Hm. But I see another problem with all those one and two letter words. Also what the hell is that "zz", words shouldn't be able to start with two consonants. Let's make it so that the word generator throws out any word less than 3 characters, doesn't repeat first letters, and checks to make sure that we always start with vowel-consonant or consonant-vowel.
While we're at it, let's also do some probability analysis on length of word. For some reason i can't break my code again to where I was last night, but basically I would often end up with words like "lentembeadectivemall". So anyway, when the word generation starts, pick a word length according to that distribution. If the generator starts exceeding that length, try to stop (letters know the probability that they are a terminator for a word because they are followed by a space or punctutation, so if any of that's present in the output list, just stop)
feetwis, migout, mity, cuse, quar, igai, hist, obit, kess, lood, sives, axand, zons, turn, migh, pents, jesen, gici, bighlenerly, peed, pand, hatio, reachin, aceig, vith
These might actually be pronounceable, more or less.

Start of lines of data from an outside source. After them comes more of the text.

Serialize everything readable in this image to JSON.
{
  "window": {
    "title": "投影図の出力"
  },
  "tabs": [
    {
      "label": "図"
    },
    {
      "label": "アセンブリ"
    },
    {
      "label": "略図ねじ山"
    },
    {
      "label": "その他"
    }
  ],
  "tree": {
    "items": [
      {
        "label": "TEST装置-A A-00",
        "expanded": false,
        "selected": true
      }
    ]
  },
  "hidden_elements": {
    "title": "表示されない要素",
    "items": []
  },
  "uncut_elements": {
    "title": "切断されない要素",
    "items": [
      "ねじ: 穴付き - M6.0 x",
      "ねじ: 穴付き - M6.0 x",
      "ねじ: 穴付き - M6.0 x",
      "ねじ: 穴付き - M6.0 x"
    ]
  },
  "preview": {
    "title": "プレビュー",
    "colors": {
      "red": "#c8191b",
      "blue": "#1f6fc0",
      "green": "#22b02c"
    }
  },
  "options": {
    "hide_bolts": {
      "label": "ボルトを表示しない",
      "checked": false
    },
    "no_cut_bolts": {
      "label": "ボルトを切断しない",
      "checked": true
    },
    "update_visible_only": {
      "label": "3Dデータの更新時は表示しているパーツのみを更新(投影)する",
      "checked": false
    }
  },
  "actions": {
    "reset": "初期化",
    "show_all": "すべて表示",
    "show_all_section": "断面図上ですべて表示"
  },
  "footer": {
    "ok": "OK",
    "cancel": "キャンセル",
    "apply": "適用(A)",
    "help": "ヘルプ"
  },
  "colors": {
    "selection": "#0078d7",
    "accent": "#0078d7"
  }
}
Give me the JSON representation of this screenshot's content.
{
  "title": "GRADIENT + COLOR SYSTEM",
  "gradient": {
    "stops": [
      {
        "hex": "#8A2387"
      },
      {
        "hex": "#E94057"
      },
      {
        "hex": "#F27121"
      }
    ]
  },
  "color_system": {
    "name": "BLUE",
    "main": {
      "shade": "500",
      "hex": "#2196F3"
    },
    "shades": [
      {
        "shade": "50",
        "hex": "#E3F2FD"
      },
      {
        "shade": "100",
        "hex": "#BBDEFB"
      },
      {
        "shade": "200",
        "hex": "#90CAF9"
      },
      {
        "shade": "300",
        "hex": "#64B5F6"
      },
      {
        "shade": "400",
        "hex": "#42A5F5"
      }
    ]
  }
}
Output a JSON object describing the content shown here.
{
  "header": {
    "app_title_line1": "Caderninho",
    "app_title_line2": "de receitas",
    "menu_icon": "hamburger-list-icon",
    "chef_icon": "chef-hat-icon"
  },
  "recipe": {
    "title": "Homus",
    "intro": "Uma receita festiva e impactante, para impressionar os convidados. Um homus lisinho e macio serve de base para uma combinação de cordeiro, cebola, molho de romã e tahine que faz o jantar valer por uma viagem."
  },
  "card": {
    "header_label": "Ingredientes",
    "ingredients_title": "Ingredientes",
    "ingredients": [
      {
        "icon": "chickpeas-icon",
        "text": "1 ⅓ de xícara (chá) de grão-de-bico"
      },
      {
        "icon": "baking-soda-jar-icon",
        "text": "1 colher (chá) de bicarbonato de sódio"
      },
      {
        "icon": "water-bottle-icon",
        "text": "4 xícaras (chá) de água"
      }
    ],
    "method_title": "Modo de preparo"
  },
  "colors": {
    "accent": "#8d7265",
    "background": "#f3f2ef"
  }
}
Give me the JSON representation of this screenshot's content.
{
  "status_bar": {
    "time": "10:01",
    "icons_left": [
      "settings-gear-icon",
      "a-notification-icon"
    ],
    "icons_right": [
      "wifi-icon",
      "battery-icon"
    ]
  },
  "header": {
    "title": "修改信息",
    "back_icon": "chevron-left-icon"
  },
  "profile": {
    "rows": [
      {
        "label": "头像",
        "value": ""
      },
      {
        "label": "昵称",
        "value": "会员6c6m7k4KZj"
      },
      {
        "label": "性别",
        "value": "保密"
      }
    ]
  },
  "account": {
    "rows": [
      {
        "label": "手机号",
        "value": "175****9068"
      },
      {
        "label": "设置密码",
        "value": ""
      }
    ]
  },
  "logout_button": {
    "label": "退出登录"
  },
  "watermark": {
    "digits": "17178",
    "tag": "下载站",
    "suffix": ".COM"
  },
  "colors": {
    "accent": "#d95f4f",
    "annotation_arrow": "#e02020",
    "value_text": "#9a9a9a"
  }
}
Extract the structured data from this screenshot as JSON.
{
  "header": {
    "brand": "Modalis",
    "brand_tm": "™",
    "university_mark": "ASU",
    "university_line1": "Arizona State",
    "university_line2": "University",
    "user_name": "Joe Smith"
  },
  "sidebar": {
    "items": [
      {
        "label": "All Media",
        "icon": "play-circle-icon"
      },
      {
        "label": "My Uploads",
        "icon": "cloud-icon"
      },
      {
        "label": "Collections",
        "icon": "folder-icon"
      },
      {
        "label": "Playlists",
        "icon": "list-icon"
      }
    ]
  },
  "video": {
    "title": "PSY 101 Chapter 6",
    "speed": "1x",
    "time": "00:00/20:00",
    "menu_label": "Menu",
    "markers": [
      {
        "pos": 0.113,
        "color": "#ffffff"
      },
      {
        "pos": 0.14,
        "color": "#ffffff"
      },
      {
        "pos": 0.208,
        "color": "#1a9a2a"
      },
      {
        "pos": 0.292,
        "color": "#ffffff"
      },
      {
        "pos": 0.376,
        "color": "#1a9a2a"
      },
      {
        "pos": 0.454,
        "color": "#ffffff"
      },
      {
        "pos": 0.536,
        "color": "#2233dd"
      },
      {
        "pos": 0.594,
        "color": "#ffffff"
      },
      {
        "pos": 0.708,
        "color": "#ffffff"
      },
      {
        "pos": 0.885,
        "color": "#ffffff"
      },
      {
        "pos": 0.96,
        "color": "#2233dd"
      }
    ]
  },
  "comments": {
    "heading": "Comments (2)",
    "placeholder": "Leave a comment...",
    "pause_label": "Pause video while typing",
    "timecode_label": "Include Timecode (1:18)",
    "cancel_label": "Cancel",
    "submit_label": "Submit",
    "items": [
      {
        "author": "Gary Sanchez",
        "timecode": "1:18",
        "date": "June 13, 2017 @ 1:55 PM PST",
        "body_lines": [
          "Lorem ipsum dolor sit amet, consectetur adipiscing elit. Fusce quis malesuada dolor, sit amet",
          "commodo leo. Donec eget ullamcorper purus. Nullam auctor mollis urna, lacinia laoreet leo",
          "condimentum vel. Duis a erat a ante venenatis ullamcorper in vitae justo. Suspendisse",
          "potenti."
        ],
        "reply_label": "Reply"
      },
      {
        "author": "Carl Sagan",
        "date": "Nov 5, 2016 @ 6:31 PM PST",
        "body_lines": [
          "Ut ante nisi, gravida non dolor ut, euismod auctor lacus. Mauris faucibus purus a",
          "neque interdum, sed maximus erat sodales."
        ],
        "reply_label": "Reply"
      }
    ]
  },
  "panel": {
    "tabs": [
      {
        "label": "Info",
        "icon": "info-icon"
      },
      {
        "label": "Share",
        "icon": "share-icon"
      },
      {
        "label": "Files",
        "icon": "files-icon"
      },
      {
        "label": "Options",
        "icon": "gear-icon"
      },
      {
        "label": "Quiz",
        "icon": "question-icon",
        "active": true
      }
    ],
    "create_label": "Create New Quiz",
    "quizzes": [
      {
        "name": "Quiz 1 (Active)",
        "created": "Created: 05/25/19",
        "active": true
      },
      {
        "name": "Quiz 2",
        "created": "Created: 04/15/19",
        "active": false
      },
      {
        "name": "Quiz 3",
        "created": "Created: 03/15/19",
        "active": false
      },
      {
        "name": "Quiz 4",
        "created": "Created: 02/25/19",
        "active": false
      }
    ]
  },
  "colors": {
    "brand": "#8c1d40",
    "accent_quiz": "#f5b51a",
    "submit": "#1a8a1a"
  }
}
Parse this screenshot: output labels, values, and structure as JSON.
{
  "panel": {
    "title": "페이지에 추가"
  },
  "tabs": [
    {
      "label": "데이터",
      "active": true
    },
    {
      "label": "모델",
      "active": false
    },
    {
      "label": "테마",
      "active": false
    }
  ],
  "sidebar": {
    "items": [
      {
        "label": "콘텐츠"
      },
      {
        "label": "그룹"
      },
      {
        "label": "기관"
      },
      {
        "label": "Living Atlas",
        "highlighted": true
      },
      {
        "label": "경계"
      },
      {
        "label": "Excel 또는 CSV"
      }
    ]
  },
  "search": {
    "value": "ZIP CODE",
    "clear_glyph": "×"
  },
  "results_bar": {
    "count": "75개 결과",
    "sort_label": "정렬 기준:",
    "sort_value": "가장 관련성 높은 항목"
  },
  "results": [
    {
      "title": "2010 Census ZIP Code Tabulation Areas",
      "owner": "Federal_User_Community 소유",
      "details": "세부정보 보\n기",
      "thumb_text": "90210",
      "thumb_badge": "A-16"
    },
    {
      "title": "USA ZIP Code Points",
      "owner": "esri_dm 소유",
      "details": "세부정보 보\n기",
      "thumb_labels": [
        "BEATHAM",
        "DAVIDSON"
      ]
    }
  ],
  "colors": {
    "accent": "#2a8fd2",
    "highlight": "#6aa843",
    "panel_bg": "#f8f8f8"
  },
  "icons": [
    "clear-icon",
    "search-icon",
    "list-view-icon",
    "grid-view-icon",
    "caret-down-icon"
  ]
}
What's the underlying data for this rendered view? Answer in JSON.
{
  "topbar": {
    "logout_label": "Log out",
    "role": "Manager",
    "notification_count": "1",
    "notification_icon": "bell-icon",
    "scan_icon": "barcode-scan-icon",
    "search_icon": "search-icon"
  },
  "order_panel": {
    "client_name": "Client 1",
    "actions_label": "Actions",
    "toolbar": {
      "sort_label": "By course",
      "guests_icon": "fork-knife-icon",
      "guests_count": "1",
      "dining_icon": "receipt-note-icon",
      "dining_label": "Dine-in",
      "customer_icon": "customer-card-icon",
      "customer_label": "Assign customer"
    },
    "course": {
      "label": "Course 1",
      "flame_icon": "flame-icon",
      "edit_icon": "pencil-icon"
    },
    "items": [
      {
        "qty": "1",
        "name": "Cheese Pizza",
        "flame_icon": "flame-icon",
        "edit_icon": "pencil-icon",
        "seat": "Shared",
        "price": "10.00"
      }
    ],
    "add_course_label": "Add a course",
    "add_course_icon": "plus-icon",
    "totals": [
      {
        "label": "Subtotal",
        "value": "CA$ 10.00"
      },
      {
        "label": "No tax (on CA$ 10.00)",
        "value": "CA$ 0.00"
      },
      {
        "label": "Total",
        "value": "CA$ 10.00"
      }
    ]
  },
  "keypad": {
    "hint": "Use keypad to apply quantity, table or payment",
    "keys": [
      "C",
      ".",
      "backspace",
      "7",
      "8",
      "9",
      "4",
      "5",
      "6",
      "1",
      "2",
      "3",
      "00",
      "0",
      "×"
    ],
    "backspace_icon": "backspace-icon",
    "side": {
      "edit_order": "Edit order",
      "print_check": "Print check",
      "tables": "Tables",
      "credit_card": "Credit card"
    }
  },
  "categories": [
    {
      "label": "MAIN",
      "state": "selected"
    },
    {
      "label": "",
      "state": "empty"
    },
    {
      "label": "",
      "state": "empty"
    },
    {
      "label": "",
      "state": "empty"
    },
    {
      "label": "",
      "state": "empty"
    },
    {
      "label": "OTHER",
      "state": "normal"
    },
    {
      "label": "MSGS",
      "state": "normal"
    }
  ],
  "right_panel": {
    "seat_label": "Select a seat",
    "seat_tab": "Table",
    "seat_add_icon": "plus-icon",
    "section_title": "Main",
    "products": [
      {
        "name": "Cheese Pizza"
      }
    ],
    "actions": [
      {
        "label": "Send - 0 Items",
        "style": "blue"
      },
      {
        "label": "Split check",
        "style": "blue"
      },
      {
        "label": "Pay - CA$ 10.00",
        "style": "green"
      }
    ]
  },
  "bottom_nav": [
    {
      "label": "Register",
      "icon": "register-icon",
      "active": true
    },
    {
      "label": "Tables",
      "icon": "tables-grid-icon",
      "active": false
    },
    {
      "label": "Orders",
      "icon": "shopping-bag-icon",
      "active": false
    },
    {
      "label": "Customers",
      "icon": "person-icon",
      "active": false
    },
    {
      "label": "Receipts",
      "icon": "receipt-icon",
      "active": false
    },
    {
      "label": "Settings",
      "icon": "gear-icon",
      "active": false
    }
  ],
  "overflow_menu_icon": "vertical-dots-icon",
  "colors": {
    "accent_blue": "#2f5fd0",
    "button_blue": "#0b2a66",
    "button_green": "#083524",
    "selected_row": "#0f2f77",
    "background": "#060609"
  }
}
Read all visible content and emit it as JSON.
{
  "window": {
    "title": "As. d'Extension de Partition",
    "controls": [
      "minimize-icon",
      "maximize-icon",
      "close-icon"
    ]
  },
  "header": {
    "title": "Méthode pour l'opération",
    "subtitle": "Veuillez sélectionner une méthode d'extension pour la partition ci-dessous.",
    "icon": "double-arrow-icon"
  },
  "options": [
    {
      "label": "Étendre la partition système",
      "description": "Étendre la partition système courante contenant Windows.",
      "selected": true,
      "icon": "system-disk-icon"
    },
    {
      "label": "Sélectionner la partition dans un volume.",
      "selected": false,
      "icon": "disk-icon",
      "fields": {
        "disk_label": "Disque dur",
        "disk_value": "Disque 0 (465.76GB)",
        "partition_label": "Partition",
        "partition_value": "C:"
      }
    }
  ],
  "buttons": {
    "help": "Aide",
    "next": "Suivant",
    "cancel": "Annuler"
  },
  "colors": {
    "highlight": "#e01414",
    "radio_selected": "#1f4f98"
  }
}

And that's pretty much where I am right now. Some other training sets used:
A short list of names from Game of Thrones that I manually listed out:
tarah, darys, dary, ater, oraned, margandor, aratheon, ark, heont, heon, enjenje, jory, enjeor, ery, enlyn, dor, bargary, ely, mard, rah, arger, arys, ark, sandor, do
A list of female names that I got from the internet:
ura, zorenvia, isse, lortrudita, aline, erlyndrubr, osteie, didali, mely, essi, hine, lerine, beta, eli, uldannell, kaynna, maly, ine, ellie, oldi, udi, renne, onidorele, ollorte, kassan
Female names with a 4th order Markov chain:
justa, ena, hannalia, nina, ondio, menicia, berriah, lie, olloita, ude, nista, etty, doria, ildet, nie, dynn, elliw, lottice, argarisabb, arlenni, armalle, izella, arbie, ace, karlate
5th order:
hila, nalee, hellalfre, nella, odele, erebelce, railym, ana, colian, ine, ulcinil, maroby, mary, anora, errannicqu, lia, lann, gara, helen, anci, ulinie, malettacy, ennistom, elbardy, aria
Portuguese texts:
porm, udoi, idad, est, lialinentes, riunt, tout, zara, guasguniva, pos, ivoc, ide, nist, depe, hame, wint, pet, yme, nuth, utra, kus, com, ecria, worar, harconio
The book of Genesis:
andi, nut, cit, uman, omme, pad, ber, kast, wand, varamie, ist, iches, dem, puut, kit, tag, ter, kom, ren, ine, lifund, nigh, jaask, lach, ypt
And to make myself feel 100% accurate, a corpus of 50,000 words from the lorem ipsum:
que, elis, harcu, cin, quisque, esus, laculi, illestius, nisit, vini, hicilis, ges, fus, isis, dolor, piestae, narem, odis, isci, aliscel, rabi, erra, tiendimi, vel, gue
The next step is to continue finding various constraints that I can place on words so I know when to throw one out and when one looks good enough. Maybe do another round of machine learning where I pick the best names/words of the bunch to further train the machine. Also I want to see what happens when you do analysis on the probability that two letters follow two other letters, then combine that with the single letter set.